Commercial vacancy in Cairns CBD has dropped to its lowest point in nearly five years. According to data tracked through the first half of 2026, prime office space along Lake Street and Shields Street is sitting at roughly 7.2 percent vacancy — down from 11.4 percent recorded in mid-2023 — with net face rents for A-grade stock nudging $420 to $450 per square metre annually. For businesses still operating on pre-pandemic lease arrangements, the renewal conversation is about to get uncomfortable.
The timing matters because a cluster of leases signed during the 2021–2022 incentive period — when landlords were offering rent-free periods of up to six months and heavy fitout contributions to fill empty floors — are now rolling off. Tenants who benefited from those terms are heading into negotiations in a fundamentally different market. Landlords on the Esplanade and in the McLeod Street precinct are no longer offering the same generosity, and new supply is not arriving quickly enough to give occupiers meaningful leverage.
What's Driving the Squeeze
Several forces are compressing available stock simultaneously. The Cairns Regional Council's ongoing push to consolidate administration into purpose-built civic infrastructure has removed a tranche of government tenancies from the secondary market, while the Northern Australia Infrastructure Facility — headquartered in Cairns on Sheridan Street — has expanded its operational footprint into additional floors. At the same time, professional services firms tied to the tourism recovery and the growing defence supply chain servicing RAAF Base Williamtown's northern operations have been quietly absorbing smaller suites across the CBD fringe.
The broader national picture adds pressure. Demand for industrial and logistics land across Australia is already intense, partly driven by data centre expansion, and that competition is pushing some users toward commercial office conversion as a fallback option in larger cities. While Cairns doesn't face that specific dynamic at scale, the ripple effect is a national conversation about land and space scarcity that is shifting investor sentiment toward regional centres with infrastructure backing — and Cairns, with its international airport, deepwater port, and proximity to the Indo-Pacific trade corridor, fits that description.

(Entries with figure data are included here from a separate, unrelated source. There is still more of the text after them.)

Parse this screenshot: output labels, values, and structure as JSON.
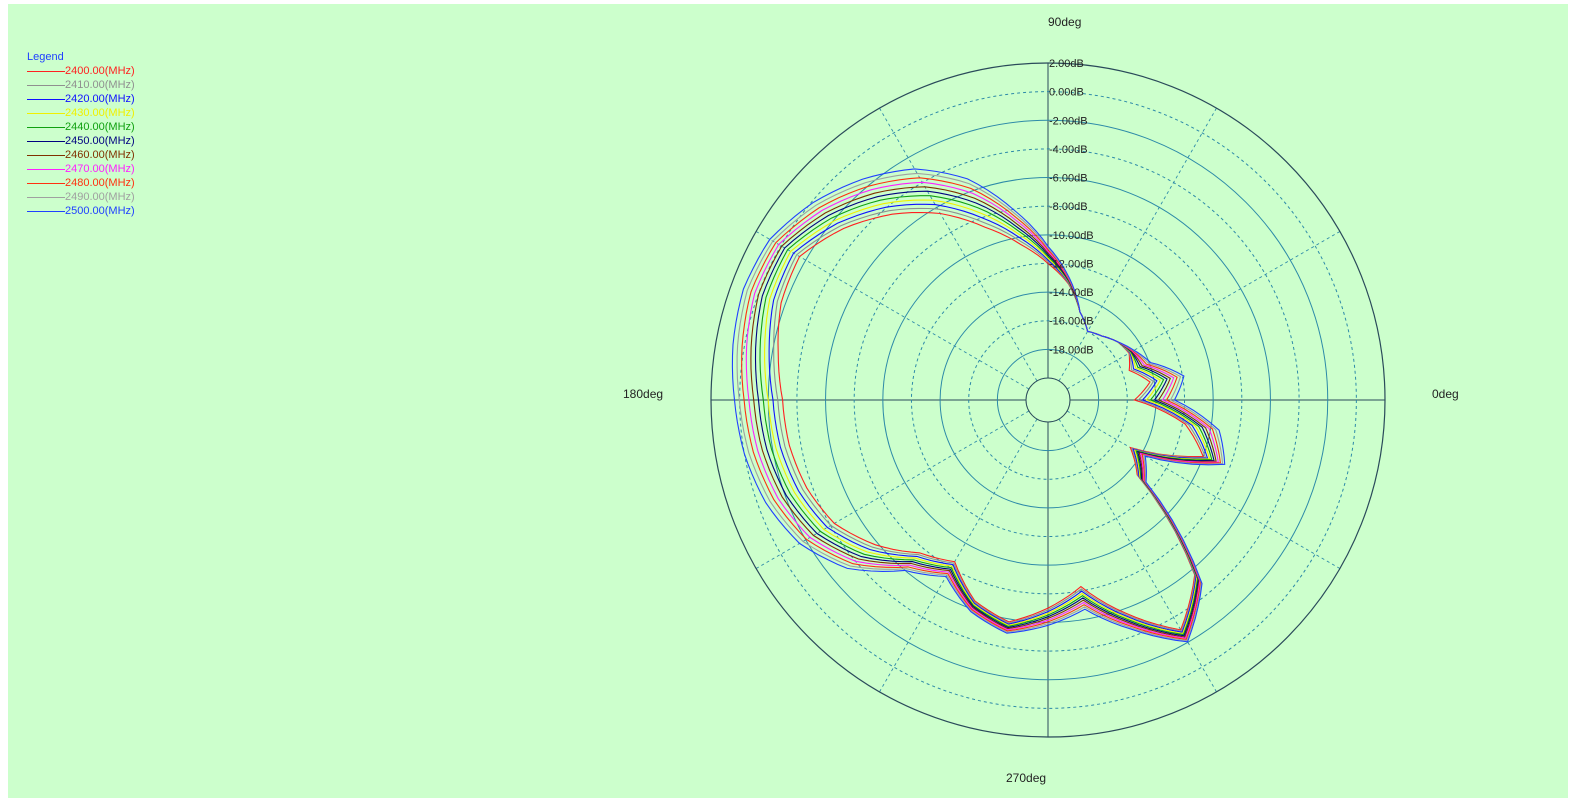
{
  "colors": {
    "background": "#ccffcc",
    "grid_solid": "#2d8aa8",
    "grid_dashed": "#2d8aa8",
    "outer": "#2a4a5a"
  },
  "chart_data": {
    "type": "polar",
    "legend": {
      "title": "Legend",
      "placement": "top-left"
    },
    "angle_labels": [
      {
        "angle": 90,
        "label": "90deg"
      },
      {
        "angle": 180,
        "label": "180deg"
      },
      {
        "angle": 0,
        "label": "0deg"
      },
      {
        "angle": 270,
        "label": "270deg"
      }
    ],
    "radial_range": [
      -20,
      2
    ],
    "radial_ticks": [
      {
        "value": 2,
        "label": "2.00dB"
      },
      {
        "value": 0,
        "label": "0.00dB"
      },
      {
        "value": -2,
        "label": "-2.00dB"
      },
      {
        "value": -4,
        "label": "-4.00dB"
      },
      {
        "value": -6,
        "label": "-6.00dB"
      },
      {
        "value": -8,
        "label": "-8.00dB"
      },
      {
        "value": -10,
        "label": "-10.00dB"
      },
      {
        "value": -12,
        "label": "-12.00dB"
      },
      {
        "value": -14,
        "label": "-14.00dB"
      },
      {
        "value": -16,
        "label": "-16.00dB"
      },
      {
        "value": -18,
        "label": "-18.00dB"
      }
    ],
    "angle_grid_step": 30,
    "series": [
      {
        "name": "2400.00(MHz)",
        "color": "#ff2020",
        "k": 1.0
      },
      {
        "name": "2410.00(MHz)",
        "color": "#909090",
        "k": 0.92
      },
      {
        "name": "2420.00(MHz)",
        "color": "#1010ff",
        "k": 0.84
      },
      {
        "name": "2430.00(MHz)",
        "color": "#f0f000",
        "k": 0.76
      },
      {
        "name": "2440.00(MHz)",
        "color": "#10a010",
        "k": 0.68
      },
      {
        "name": "2450.00(MHz)",
        "color": "#000080",
        "k": 0.6
      },
      {
        "name": "2460.00(MHz)",
        "color": "#803000",
        "k": 0.52
      },
      {
        "name": "2470.00(MHz)",
        "color": "#ff20ff",
        "k": 0.44
      },
      {
        "name": "2480.00(MHz)",
        "color": "#ff3010",
        "k": 0.36
      },
      {
        "name": "2490.00(MHz)",
        "color": "#a0a0a0",
        "k": 0.28
      },
      {
        "name": "2500.00(MHz)",
        "color": "#2040ff",
        "k": 0.2
      }
    ],
    "base_pattern_deg_db": [
      [
        0,
        -12.0
      ],
      [
        10,
        -11.3
      ],
      [
        20,
        -13.5
      ],
      [
        30,
        -14.5
      ],
      [
        40,
        -15.2
      ],
      [
        50,
        -15.7
      ],
      [
        60,
        -16.0
      ],
      [
        70,
        -15.0
      ],
      [
        80,
        -12.8
      ],
      [
        90,
        -10.5
      ],
      [
        100,
        -7.5
      ],
      [
        110,
        -4.2
      ],
      [
        120,
        -2.0
      ],
      [
        130,
        -0.6
      ],
      [
        140,
        0.6
      ],
      [
        150,
        1.5
      ],
      [
        160,
        1.8
      ],
      [
        170,
        1.6
      ],
      [
        180,
        1.2
      ],
      [
        190,
        0.8
      ],
      [
        200,
        0.2
      ],
      [
        210,
        -0.8
      ],
      [
        220,
        -2.6
      ],
      [
        230,
        -5.6
      ],
      [
        240,
        -7.0
      ],
      [
        250,
        -5.6
      ],
      [
        260,
        -4.8
      ],
      [
        270,
        -5.5
      ],
      [
        280,
        -6.3
      ],
      [
        290,
        -4.2
      ],
      [
        300,
        -1.8
      ],
      [
        310,
        -4.6
      ],
      [
        320,
        -12.4
      ],
      [
        330,
        -13.4
      ],
      [
        340,
        -8.0
      ],
      [
        350,
        -8.8
      ],
      [
        360,
        -12.0
      ]
    ],
    "variation_deg_db": [
      [
        0,
        -3.5
      ],
      [
        10,
        -3.0
      ],
      [
        20,
        -2.0
      ],
      [
        30,
        -0.5
      ],
      [
        40,
        0
      ],
      [
        50,
        0
      ],
      [
        60,
        0
      ],
      [
        70,
        0
      ],
      [
        80,
        -0.5
      ],
      [
        90,
        -1.5
      ],
      [
        100,
        -3.0
      ],
      [
        110,
        -4.5
      ],
      [
        120,
        -4.5
      ],
      [
        130,
        -4.0
      ],
      [
        140,
        -3.5
      ],
      [
        150,
        -3.0
      ],
      [
        160,
        -3.5
      ],
      [
        170,
        -4.0
      ],
      [
        180,
        -4.2
      ],
      [
        190,
        -4.0
      ],
      [
        200,
        -3.8
      ],
      [
        210,
        -3.5
      ],
      [
        220,
        -3.2
      ],
      [
        230,
        -2.0
      ],
      [
        240,
        -1.5
      ],
      [
        250,
        -1.0
      ],
      [
        260,
        -1.0
      ],
      [
        270,
        -1.5
      ],
      [
        280,
        -2.0
      ],
      [
        290,
        -1.5
      ],
      [
        300,
        -1.2
      ],
      [
        310,
        -1.0
      ],
      [
        320,
        -1.0
      ],
      [
        330,
        -1.5
      ],
      [
        340,
        -2.0
      ],
      [
        350,
        -3.0
      ],
      [
        360,
        -3.5
      ]
    ]
  }
}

Suburban office nodes are also worth watching. The Woree and Portsmith light industrial corridors have seen a 14 percent jump in enquiries for mixed-use commercial space since January 2026, according to figures cited by commercial agents operating in the Far North Queensland market. Some of that demand is spilling in from operators priced out of the CBD, but some is genuinely new business activity linked to construction, agribusiness services, and the reef tourism supply chain.

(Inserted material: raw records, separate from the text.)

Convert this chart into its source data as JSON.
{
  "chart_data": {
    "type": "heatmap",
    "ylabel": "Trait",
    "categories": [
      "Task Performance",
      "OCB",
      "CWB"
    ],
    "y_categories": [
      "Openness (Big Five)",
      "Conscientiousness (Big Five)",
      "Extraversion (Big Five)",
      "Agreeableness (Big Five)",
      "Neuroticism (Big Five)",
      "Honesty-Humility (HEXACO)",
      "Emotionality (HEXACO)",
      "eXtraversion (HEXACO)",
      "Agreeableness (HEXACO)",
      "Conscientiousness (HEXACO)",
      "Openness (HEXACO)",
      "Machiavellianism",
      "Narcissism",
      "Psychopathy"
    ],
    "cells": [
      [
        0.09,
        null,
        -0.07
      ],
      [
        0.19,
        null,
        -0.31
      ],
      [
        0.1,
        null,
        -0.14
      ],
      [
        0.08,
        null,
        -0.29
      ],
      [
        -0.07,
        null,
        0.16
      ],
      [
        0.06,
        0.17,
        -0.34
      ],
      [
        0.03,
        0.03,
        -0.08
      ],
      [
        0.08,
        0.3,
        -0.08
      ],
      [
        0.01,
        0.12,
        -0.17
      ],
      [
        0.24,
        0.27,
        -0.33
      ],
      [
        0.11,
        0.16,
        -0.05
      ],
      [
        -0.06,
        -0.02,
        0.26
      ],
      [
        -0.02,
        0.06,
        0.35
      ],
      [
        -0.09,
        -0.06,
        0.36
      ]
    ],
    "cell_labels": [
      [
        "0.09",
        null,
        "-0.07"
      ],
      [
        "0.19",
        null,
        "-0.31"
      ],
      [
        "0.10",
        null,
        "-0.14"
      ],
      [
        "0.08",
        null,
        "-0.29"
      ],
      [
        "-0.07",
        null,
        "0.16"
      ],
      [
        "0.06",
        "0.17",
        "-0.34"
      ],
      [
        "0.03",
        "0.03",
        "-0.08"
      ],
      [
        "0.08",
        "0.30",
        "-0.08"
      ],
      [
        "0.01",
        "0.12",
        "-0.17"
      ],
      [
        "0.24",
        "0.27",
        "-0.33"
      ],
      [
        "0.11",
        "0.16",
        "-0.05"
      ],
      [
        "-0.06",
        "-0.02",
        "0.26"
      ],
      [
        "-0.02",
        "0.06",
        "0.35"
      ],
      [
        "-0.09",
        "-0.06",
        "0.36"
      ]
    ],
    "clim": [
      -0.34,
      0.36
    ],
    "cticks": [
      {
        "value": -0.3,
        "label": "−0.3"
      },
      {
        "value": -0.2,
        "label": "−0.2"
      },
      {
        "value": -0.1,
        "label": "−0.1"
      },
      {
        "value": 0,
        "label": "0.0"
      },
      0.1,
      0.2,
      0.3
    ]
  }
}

What Businesses Should Do Before December
The practical advice from commercial property advisors working the Cairns market is consistent: if your lease expires within the next 18 months, start the conversation now. Waiting until six months out — the standard trigger point — puts occupiers at a disadvantage when quality space is being absorbed quickly. Suites of 200 to 500 square metres in the Lake Street and Spence Street core are moving within weeks of listing, not the months that were common in 2022.

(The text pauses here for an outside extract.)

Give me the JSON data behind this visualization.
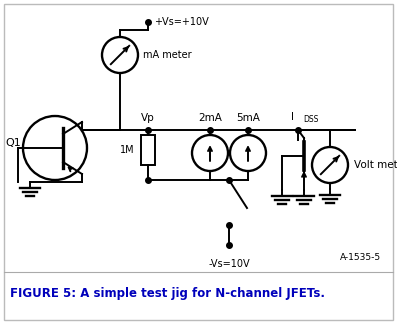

Businesses considering a first move into formal office space should look at the Cairns Business Hub on Grafton Street, which offers flexible licence arrangements and has historically been a useful entry point before committing to a full lease. For those needing more permanence, the refurbished commercial floors above the Cairns Central precinct represent reasonable value relative to prime CBD stock, though the gap is narrowing.
One wildcard for the second half of 2026 is interest rate movement. The Reserve Bank's June decision held the cash rate at 3.85 percent, but any further cuts before Christmas would likely accelerate investor appetite for Queensland regional commercial assets, pushing yields tighter and giving landlords even more confidence in the rental market. Occupiers who lock in now are buying certainty. Those who wait are betting that the market softens — and right now, the weight of evidence runs the other way.